Uzay platformları (space borne)
• Bazen uzak mekikleri (space shuttle)
kullanılmakla beraber genelde uydular
kullanılır.
• Uyduların yörünge
özellikleri ve kapsama alanları maliyetler,
amaçlar platform
seçiminde farklılık
gösterirler.
Uydu karakteristikleri Yörünge ve tarama alanı
(orbits and swaths)
• Uyduların bazı özel karakteristikleri onların kullanımı çok avantajlı kılar.
• Uyduların izlediği yol (patika!) yörünge (orbit) olarak tanımlanır.
• Uyduların yetenek ve amaçları taşıdıkları
algılayıcılarla özdeştir.
• Yörünge seçimi yükseklik ve dünya’ya göre konum ve dönüşüne bağlı olarak değişir.
• Yüksek platformlar genelde dünya’nın belirli kımını görürler ve yer uyumlu (geostationary satellites) uydular olarak
düzenlenirler.
• Bu yer uyumlu uydular ≈ 36.000 km yeryüzünde uzaklıkta ve dünya’nın dönüş hızına uyumlu olarak yörüngeye
yerleştirilmiş olup sadece belirli alanlardan görüntü alırlar.
• Buda belirli bir bölge hakkında detaylı ve sürekli bilgi alınmasını sağlar.
• Meteorolojik ve
haberleşme amaçlı
uydular genelde bu tür yörünge özelliğine
sahiptirler.
• Yüksek uçuş özelliğinden dolayı, hava ve bulut
desenlerinin takibinin
bütün yarı küre boyunca
izlenmesini kolaylaştırır.
• Birçok uydu platformları, kuzey-güney yörüngesine göre dizayn edilmişlerdir.
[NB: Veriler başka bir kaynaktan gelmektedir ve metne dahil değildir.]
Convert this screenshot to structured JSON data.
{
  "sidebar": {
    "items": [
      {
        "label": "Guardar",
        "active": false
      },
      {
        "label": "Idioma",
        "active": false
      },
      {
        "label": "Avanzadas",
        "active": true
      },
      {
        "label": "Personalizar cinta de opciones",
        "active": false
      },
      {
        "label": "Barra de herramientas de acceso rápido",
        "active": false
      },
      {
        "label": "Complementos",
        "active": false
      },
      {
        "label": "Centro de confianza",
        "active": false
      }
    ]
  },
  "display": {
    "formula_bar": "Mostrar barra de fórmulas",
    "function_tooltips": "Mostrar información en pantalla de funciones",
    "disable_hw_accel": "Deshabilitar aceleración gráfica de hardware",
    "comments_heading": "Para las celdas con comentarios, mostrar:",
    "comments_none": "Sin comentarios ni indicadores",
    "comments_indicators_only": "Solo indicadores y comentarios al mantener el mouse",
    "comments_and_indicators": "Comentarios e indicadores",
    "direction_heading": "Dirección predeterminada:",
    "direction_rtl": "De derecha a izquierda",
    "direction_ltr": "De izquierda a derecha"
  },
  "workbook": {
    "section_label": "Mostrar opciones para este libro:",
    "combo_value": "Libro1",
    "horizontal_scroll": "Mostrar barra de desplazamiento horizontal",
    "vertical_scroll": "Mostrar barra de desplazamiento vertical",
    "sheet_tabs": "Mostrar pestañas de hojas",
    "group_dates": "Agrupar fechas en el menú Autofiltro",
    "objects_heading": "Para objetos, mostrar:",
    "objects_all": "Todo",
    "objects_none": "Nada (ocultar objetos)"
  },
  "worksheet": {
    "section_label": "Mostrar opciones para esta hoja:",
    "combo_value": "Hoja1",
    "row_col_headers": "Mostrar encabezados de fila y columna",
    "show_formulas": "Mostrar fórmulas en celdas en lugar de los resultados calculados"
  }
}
• Bu uydular dünya’nın batı- doğu doğrultusunda
dönmesiyle yeryüzünün belirli bir zaman sürecinde bir çok bölgesinden
görüntü alınmasını sağlarlar.
• Bu uydulara kutupsal (nearpolar orbits)
yörüngeli uydular (Kuzey ve Güney kutuplarının çok yakınından geçtikleri için) olarak adlandırılırlar.
• Bu uyduların birçoğu dünya’nın herbir yerinden belirli sabit bir yersel zamanda görüntü
alması için güneş uyumludurlar (sun-synchronous).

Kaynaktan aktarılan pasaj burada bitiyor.